There it does not seem to me to be possible to construe the phrase 'all the requirements of the preceding paragraphs' as being restricted simply to those in para 18, for the passenger cannot be equated with one holding a current entry clearance unless he satisfies both para 18 and para 19. Again, therefore, it seems to me that this is clearly a reference to the two sets of requirements which are imposed by para 18 and 19 and I do not see any logical reason why the same phrase should have a different meaning in the latter part of the paragraph.

Furthermore, counsel for Miss Alexander has drawn our attention to the new para 24, which has now supplanted the rule we have just been looking at. Instead of referring to 'all the requirements of the preceding paragraphs', it refers to 'the requirements of paragraphs 21-23'. The new paragraphs 21-23 are in fact the paragraphs which supplant and provide in substantially the same words the matters which are set out in paras 18-20 that we are considering.
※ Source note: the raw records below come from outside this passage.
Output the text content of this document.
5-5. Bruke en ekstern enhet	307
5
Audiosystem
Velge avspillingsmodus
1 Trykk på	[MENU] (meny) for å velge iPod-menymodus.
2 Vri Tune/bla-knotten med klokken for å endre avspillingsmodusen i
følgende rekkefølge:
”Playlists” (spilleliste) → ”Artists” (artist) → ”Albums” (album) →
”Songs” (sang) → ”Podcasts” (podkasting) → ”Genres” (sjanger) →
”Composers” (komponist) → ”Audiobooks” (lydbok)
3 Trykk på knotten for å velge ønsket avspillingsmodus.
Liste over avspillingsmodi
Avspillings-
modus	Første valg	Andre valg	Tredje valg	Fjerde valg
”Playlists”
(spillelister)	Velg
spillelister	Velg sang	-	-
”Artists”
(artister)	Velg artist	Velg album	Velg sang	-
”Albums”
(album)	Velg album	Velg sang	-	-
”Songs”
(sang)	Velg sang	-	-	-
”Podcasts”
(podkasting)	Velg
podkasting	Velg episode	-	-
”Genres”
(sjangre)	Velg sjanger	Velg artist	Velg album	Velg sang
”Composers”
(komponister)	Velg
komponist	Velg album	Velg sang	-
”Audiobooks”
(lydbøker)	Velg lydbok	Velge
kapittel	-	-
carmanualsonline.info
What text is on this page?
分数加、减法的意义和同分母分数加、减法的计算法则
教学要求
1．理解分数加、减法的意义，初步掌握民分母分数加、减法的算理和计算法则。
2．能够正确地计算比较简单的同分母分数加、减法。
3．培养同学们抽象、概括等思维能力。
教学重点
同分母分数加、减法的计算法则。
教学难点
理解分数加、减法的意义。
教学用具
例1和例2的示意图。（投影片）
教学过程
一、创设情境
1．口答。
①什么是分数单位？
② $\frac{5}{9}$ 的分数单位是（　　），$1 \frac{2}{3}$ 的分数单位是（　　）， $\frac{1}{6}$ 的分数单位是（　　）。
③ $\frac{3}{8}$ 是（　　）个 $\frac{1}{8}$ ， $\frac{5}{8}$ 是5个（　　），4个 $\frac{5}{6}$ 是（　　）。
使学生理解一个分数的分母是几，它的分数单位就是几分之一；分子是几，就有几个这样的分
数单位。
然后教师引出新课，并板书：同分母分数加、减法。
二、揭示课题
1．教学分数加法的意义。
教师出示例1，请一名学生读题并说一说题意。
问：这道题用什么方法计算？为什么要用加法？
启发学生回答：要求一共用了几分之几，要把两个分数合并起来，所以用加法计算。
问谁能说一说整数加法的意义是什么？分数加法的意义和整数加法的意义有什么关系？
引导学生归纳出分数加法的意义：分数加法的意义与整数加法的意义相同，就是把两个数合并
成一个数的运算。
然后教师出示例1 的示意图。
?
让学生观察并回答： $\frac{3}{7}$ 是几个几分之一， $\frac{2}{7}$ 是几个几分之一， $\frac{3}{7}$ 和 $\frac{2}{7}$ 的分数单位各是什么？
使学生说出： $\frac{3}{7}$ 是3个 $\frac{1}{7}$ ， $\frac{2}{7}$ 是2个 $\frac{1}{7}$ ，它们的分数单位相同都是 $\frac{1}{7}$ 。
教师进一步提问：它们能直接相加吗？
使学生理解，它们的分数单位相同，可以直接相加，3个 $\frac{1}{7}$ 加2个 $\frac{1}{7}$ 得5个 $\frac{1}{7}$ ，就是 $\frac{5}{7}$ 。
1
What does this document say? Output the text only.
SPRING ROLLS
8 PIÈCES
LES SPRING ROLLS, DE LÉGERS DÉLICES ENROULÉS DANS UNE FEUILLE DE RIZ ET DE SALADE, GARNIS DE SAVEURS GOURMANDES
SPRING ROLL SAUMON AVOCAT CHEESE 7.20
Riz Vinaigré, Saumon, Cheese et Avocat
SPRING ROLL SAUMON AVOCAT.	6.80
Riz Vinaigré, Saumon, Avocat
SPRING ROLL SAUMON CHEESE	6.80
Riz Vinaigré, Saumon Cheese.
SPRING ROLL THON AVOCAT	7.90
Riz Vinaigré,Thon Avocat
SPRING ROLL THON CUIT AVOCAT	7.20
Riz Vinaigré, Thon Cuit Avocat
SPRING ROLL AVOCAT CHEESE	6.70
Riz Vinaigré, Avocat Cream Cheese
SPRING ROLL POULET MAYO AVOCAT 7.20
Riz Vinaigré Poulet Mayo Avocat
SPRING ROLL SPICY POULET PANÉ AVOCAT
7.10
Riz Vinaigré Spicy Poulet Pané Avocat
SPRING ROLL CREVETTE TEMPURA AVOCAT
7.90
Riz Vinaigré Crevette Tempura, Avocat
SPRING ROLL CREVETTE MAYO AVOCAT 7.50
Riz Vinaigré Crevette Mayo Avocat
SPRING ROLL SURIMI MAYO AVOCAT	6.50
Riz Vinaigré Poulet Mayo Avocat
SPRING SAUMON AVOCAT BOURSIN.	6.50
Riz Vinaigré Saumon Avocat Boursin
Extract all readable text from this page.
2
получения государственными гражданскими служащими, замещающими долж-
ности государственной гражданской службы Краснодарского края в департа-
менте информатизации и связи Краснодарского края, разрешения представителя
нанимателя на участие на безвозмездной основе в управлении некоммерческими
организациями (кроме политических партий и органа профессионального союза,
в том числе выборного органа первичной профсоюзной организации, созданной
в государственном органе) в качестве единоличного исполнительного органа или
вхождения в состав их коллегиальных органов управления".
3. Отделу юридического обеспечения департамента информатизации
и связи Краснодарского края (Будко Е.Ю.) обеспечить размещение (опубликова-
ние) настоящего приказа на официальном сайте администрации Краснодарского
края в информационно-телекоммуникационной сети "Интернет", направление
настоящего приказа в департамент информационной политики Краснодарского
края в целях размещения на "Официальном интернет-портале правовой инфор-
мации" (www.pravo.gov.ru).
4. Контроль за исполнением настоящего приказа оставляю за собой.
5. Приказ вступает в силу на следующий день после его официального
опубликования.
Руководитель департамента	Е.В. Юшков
For those reasons it seems to me that the rule is providing a discretion in the one case where the person applying for entry, is unable to produce an entry clearance certificate, can satisfy the immigration officer that he has a genuine intention of engaging in a course of study but cannot satisfy him as to the fulfilment of all the requirements contained in paras 18 and 19, which would include the requirement that he has the intention of leaving at the end of his course of study. That may seem a strange result, but I do not think that it is because it seems to me to be perfectly logical that there should be provided in these rules a locus poenitentiae to enable the student arriving here from abroad if necessary to get his affairs in order to satisfy the requirements for him to be allowed to stay. There seems to me to be nothing odd or unusual in conferring on the immigration officer a discretion enabling him to admit the person temporarily if he is satisfied that he does intend to be a student, leaving it to him to apply to the Home Office for further consideration of his case.

For those reasons, therefore, I think that the Divisional Court arrived at the right conclusion, and I for my part would dismiss the appeal.

DISPOSITION:

Appeal allowed. Leave to appeal to the House of Lords refused.

21 January 1982. The Appeal Committee of the House of Lords granted leave to appeal.

SOLICITORS:

Treasury Solicitor; Seifert Sedley & Co (for the applicant).